CEVAP Davalı vekili cevabında; sigortalının 22/03/2017 tarihli hırsızlık iddiasına ilişkin alınan araştırma şirketi raporu ile ekspertiz raporlarına göre hırsızlık iddiasının gerçekçi bulunmadığını, olaya ilişkin soruşturma dosyasında da kamera kaydı olmaması, görgü tanığı bulunmaması ve suçun işlendiğine dair iz ve bulguya rastlanmaması nedeniyle daimi arama kararı verildiğini; davacının 27/05/2017 tarihli hırsızlık iddiasına ilişkin araştırma şirketi raporunda da hırsızlık iddiasının gerçekçi bulunmadığını, kamera kayıtlarında görünen iki şahsın işyerine girmeden bir süre bahçede bekleyip 6 dakika sonra gittiklerini, bu olaya ilişkin soruşturma dosyasında da parmak izine rastlanmaması ve görgü tanığı bulunmaması nedeniyle daimi arama kararı verildiğini; davacı sigortalının hasarın ihbar edildiği şekilde gerçekleştiğini ispat edemediğini, rizikonun gerçekleştiği kabul edile bile poliçede belirtilen güvenlik önlemleri alınmadığından hasarın teminat dışında olduğunu ya da yeterli güvenlik tedbiri almayan sigortalının olayda ağır kusurlu olduğunu; hasar bedelinden muafiyet oranı indirimi yapılması gerektiğini, ayrıca sigorta bedeli sigorta değerinden az olduğundan eksik sigorta bulunduğunu ve eksik sigortadan dolayı indirim yapılması gerektiğini, talep edilen miktarın fahiş olduğunu, davacının hasar miktarını kanıtlaması gerektiğini belirterek davanın reddini savunmuştur.
İLK DERECE MAHKEMESİ KARARI Mahkemece; davacının rizikonun gerçekleştiğini kanıtlaması gerektiği, ancak hırsızlık olayının gerçekleştiğinin kanıtlanamadığı, ayrıca davacı tarafın iş yerinde hırsızlık klozuna uygun güvenlik önlemlerini almadığı gerekçesiyle ispatlanamayan davanın reddine karar verilmiştir.
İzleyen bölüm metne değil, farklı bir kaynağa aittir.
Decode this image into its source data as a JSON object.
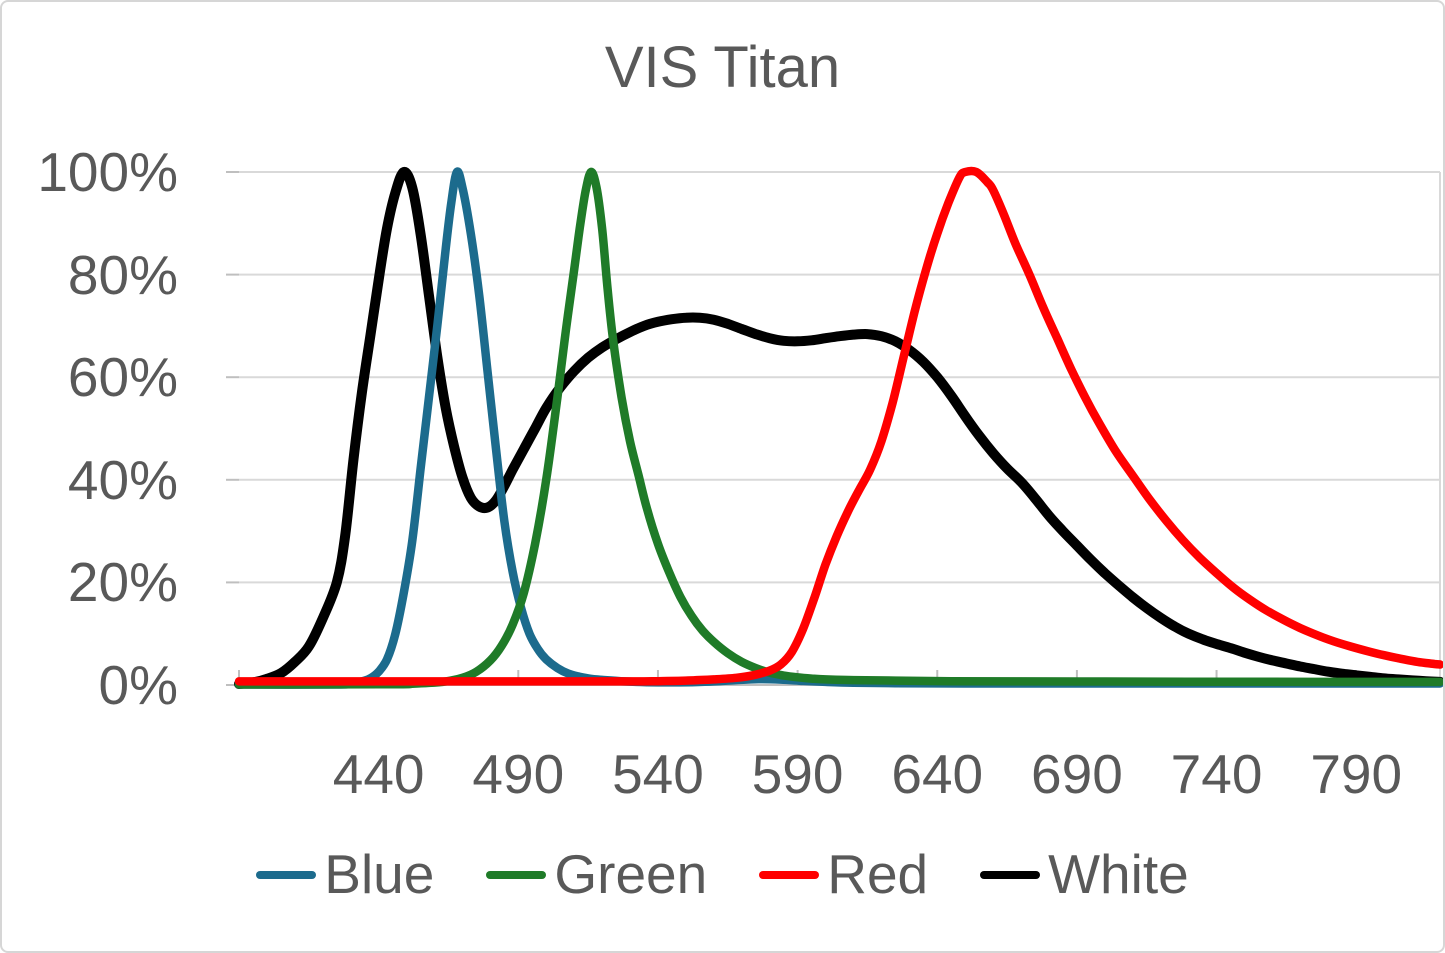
{
  "window": {
    "background": "#FFFFFF",
    "border_color": "#D6D6D6"
  },
  "colors": {
    "text": "#595959",
    "gridline": "#D9D9D9",
    "axis": "#BFBFBF",
    "blue_series": "#1C6B8D",
    "green_series": "#1F7B28",
    "red_series": "#FF0000",
    "white_series": "#000000"
  },
  "chart_data": {
    "type": "line",
    "title": "VIS Titan",
    "xlabel": "",
    "ylabel": "",
    "grid": "horizontal",
    "legend_position": "bottom",
    "x_range": [
      390,
      820
    ],
    "y_range": [
      0,
      100
    ],
    "x_minor_ticks": [
      390
    ],
    "x_ticks": [
      {
        "label": "440",
        "value": 440
      },
      {
        "label": "490",
        "value": 490
      },
      {
        "label": "540",
        "value": 540
      },
      {
        "label": "590",
        "value": 590
      },
      {
        "label": "640",
        "value": 640
      },
      {
        "label": "690",
        "value": 690
      },
      {
        "label": "740",
        "value": 740
      },
      {
        "label": "790",
        "value": 790
      }
    ],
    "y_ticks": [
      {
        "label": "0%",
        "value": 0
      },
      {
        "label": "20%",
        "value": 20
      },
      {
        "label": "40%",
        "value": 40
      },
      {
        "label": "60%",
        "value": 60
      },
      {
        "label": "80%",
        "value": 80
      },
      {
        "label": "100%",
        "value": 100
      }
    ],
    "draw_order": [
      "White",
      "Blue",
      "Green",
      "Red"
    ],
    "series": [
      {
        "name": "Blue",
        "color": "#1C6B8D",
        "peak_nm": 468,
        "points": [
          [
            390,
            0.1
          ],
          [
            425,
            0.1
          ],
          [
            430,
            0.3
          ],
          [
            434,
            0.7
          ],
          [
            437,
            1.3
          ],
          [
            440,
            2.6
          ],
          [
            443,
            5
          ],
          [
            446,
            10
          ],
          [
            449,
            18
          ],
          [
            452,
            28
          ],
          [
            455,
            42
          ],
          [
            458,
            56
          ],
          [
            461,
            70
          ],
          [
            464,
            85
          ],
          [
            466,
            94
          ],
          [
            468,
            100
          ],
          [
            470,
            97
          ],
          [
            473,
            88
          ],
          [
            476,
            76
          ],
          [
            479,
            61
          ],
          [
            482,
            46
          ],
          [
            485,
            32
          ],
          [
            488,
            22
          ],
          [
            491,
            15
          ],
          [
            494,
            10
          ],
          [
            497,
            7
          ],
          [
            500,
            5
          ],
          [
            504,
            3.3
          ],
          [
            508,
            2.2
          ],
          [
            512,
            1.6
          ],
          [
            516,
            1.2
          ],
          [
            520,
            1
          ],
          [
            528,
            0.7
          ],
          [
            536,
            0.55
          ],
          [
            544,
            0.5
          ],
          [
            552,
            0.55
          ],
          [
            560,
            0.7
          ],
          [
            568,
            0.95
          ],
          [
            576,
            1.15
          ],
          [
            584,
            1.05
          ],
          [
            592,
            0.8
          ],
          [
            600,
            0.6
          ],
          [
            610,
            0.45
          ],
          [
            625,
            0.35
          ],
          [
            650,
            0.3
          ],
          [
            690,
            0.3
          ],
          [
            730,
            0.3
          ],
          [
            770,
            0.3
          ],
          [
            820,
            0.3
          ]
        ]
      },
      {
        "name": "Green",
        "color": "#1F7B28",
        "peak_nm": 516,
        "points": [
          [
            390,
            0.1
          ],
          [
            445,
            0.15
          ],
          [
            452,
            0.25
          ],
          [
            458,
            0.4
          ],
          [
            464,
            0.7
          ],
          [
            470,
            1.4
          ],
          [
            475,
            2.6
          ],
          [
            480,
            4.8
          ],
          [
            484,
            7.6
          ],
          [
            488,
            11.8
          ],
          [
            492,
            18
          ],
          [
            496,
            27.5
          ],
          [
            500,
            40
          ],
          [
            504,
            56
          ],
          [
            507,
            69
          ],
          [
            510,
            81
          ],
          [
            512,
            89
          ],
          [
            514,
            96
          ],
          [
            516,
            100
          ],
          [
            518,
            97
          ],
          [
            520,
            89
          ],
          [
            522,
            77
          ],
          [
            524,
            67
          ],
          [
            527,
            56
          ],
          [
            530,
            47.5
          ],
          [
            533,
            41
          ],
          [
            536,
            34.5
          ],
          [
            540,
            27.5
          ],
          [
            544,
            22
          ],
          [
            548,
            17.2
          ],
          [
            552,
            13.5
          ],
          [
            556,
            10.6
          ],
          [
            560,
            8.4
          ],
          [
            565,
            6.2
          ],
          [
            570,
            4.5
          ],
          [
            575,
            3.3
          ],
          [
            580,
            2.4
          ],
          [
            585,
            1.85
          ],
          [
            590,
            1.5
          ],
          [
            595,
            1.25
          ],
          [
            600,
            1.1
          ],
          [
            610,
            0.95
          ],
          [
            625,
            0.85
          ],
          [
            645,
            0.75
          ],
          [
            670,
            0.7
          ],
          [
            700,
            0.68
          ],
          [
            730,
            0.65
          ],
          [
            760,
            0.62
          ],
          [
            790,
            0.6
          ],
          [
            820,
            0.6
          ]
        ]
      },
      {
        "name": "Red",
        "color": "#FF0000",
        "peak_nm": 652,
        "points": [
          [
            390,
            0.7
          ],
          [
            450,
            0.7
          ],
          [
            500,
            0.7
          ],
          [
            530,
            0.7
          ],
          [
            540,
            0.75
          ],
          [
            550,
            0.85
          ],
          [
            560,
            1.1
          ],
          [
            568,
            1.4
          ],
          [
            574,
            1.9
          ],
          [
            580,
            2.8
          ],
          [
            584,
            4
          ],
          [
            588,
            6.5
          ],
          [
            592,
            11
          ],
          [
            596,
            17
          ],
          [
            600,
            23.5
          ],
          [
            604,
            29
          ],
          [
            608,
            33.8
          ],
          [
            612,
            38
          ],
          [
            616,
            42
          ],
          [
            620,
            47.5
          ],
          [
            624,
            55
          ],
          [
            628,
            64
          ],
          [
            632,
            73
          ],
          [
            636,
            81
          ],
          [
            640,
            88
          ],
          [
            644,
            94
          ],
          [
            648,
            99
          ],
          [
            650,
            100
          ],
          [
            654,
            100
          ],
          [
            658,
            98
          ],
          [
            660,
            96.5
          ],
          [
            664,
            91.5
          ],
          [
            668,
            86
          ],
          [
            673,
            80
          ],
          [
            678,
            73.5
          ],
          [
            683,
            67.5
          ],
          [
            688,
            61.5
          ],
          [
            693,
            56
          ],
          [
            698,
            51
          ],
          [
            704,
            45.5
          ],
          [
            710,
            40.8
          ],
          [
            716,
            36.2
          ],
          [
            722,
            32
          ],
          [
            728,
            28.2
          ],
          [
            734,
            24.8
          ],
          [
            740,
            21.8
          ],
          [
            746,
            19
          ],
          [
            752,
            16.6
          ],
          [
            758,
            14.5
          ],
          [
            764,
            12.7
          ],
          [
            770,
            11.1
          ],
          [
            776,
            9.7
          ],
          [
            782,
            8.5
          ],
          [
            788,
            7.5
          ],
          [
            794,
            6.6
          ],
          [
            800,
            5.8
          ],
          [
            806,
            5.1
          ],
          [
            812,
            4.5
          ],
          [
            818,
            4.1
          ],
          [
            820,
            4
          ]
        ]
      },
      {
        "name": "White",
        "color": "#000000",
        "peak_nm": 449,
        "points": [
          [
            390,
            0.2
          ],
          [
            395,
            0.5
          ],
          [
            400,
            1.2
          ],
          [
            405,
            2.3
          ],
          [
            410,
            4.5
          ],
          [
            415,
            7.5
          ],
          [
            420,
            13
          ],
          [
            425,
            20
          ],
          [
            428,
            29
          ],
          [
            431,
            44
          ],
          [
            434,
            57
          ],
          [
            437,
            68
          ],
          [
            440,
            79
          ],
          [
            443,
            89
          ],
          [
            446,
            96
          ],
          [
            449,
            100
          ],
          [
            452,
            97
          ],
          [
            455,
            88
          ],
          [
            458,
            76
          ],
          [
            461,
            64
          ],
          [
            464,
            54
          ],
          [
            467,
            46.5
          ],
          [
            470,
            40.5
          ],
          [
            473,
            36.5
          ],
          [
            476,
            34.8
          ],
          [
            479,
            34.6
          ],
          [
            482,
            36
          ],
          [
            485,
            38.8
          ],
          [
            488,
            42
          ],
          [
            492,
            46
          ],
          [
            496,
            50
          ],
          [
            500,
            54
          ],
          [
            505,
            58
          ],
          [
            510,
            61.2
          ],
          [
            515,
            63.8
          ],
          [
            520,
            65.8
          ],
          [
            525,
            67.4
          ],
          [
            530,
            68.8
          ],
          [
            535,
            70
          ],
          [
            540,
            70.8
          ],
          [
            545,
            71.3
          ],
          [
            550,
            71.6
          ],
          [
            555,
            71.6
          ],
          [
            560,
            71.2
          ],
          [
            565,
            70.4
          ],
          [
            570,
            69.4
          ],
          [
            575,
            68.4
          ],
          [
            580,
            67.6
          ],
          [
            585,
            67.1
          ],
          [
            590,
            67
          ],
          [
            595,
            67.2
          ],
          [
            600,
            67.6
          ],
          [
            605,
            68
          ],
          [
            610,
            68.3
          ],
          [
            615,
            68.4
          ],
          [
            620,
            68
          ],
          [
            625,
            67
          ],
          [
            630,
            65.3
          ],
          [
            635,
            63
          ],
          [
            640,
            60
          ],
          [
            645,
            56.4
          ],
          [
            650,
            52.4
          ],
          [
            655,
            48.6
          ],
          [
            660,
            45.2
          ],
          [
            665,
            42.2
          ],
          [
            670,
            39.6
          ],
          [
            675,
            36.4
          ],
          [
            680,
            33
          ],
          [
            685,
            30
          ],
          [
            690,
            27.2
          ],
          [
            695,
            24.4
          ],
          [
            700,
            21.8
          ],
          [
            705,
            19.4
          ],
          [
            710,
            17.1
          ],
          [
            715,
            15
          ],
          [
            720,
            13.1
          ],
          [
            725,
            11.4
          ],
          [
            730,
            10
          ],
          [
            735,
            8.9
          ],
          [
            740,
            8
          ],
          [
            745,
            7.2
          ],
          [
            750,
            6.3
          ],
          [
            755,
            5.5
          ],
          [
            760,
            4.8
          ],
          [
            765,
            4.2
          ],
          [
            770,
            3.6
          ],
          [
            775,
            3.1
          ],
          [
            780,
            2.6
          ],
          [
            785,
            2.2
          ],
          [
            790,
            1.9
          ],
          [
            795,
            1.6
          ],
          [
            800,
            1.3
          ],
          [
            805,
            1.1
          ],
          [
            810,
            0.9
          ],
          [
            815,
            0.75
          ],
          [
            820,
            0.6
          ]
        ]
      }
    ],
    "legend": [
      "Blue",
      "Green",
      "Red",
      "White"
    ]
  }
}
İSTİNAF NEDENLERİ Karar yasal süresinde davacı vekili tarafından istinaf edilmiştir. Davacı vekili istinaf nedenleri olarak; soruşturma dosyalarının akıbetlerinin sorulmadığını, mahkemenin sigorta şirketi tarafından yaptırılan araştırma raporunu esas aldığını, mahkemece alınan ek rapor ile duruşmada dinlenen bilirkişi beyanında faillerin 33- 38 cm boşluktan emtiaları taşımasının ve dökmeden götürmesinin mümkün olduğunun belirtildiğini, hırsızlığın gerçekleştiğine dair güçlü deliller olup aksinin davalı sigortacı tarafından kanıtlanması gerektiğini belirterek kararın kaldırılmasını talep ve istinaf etmiştir.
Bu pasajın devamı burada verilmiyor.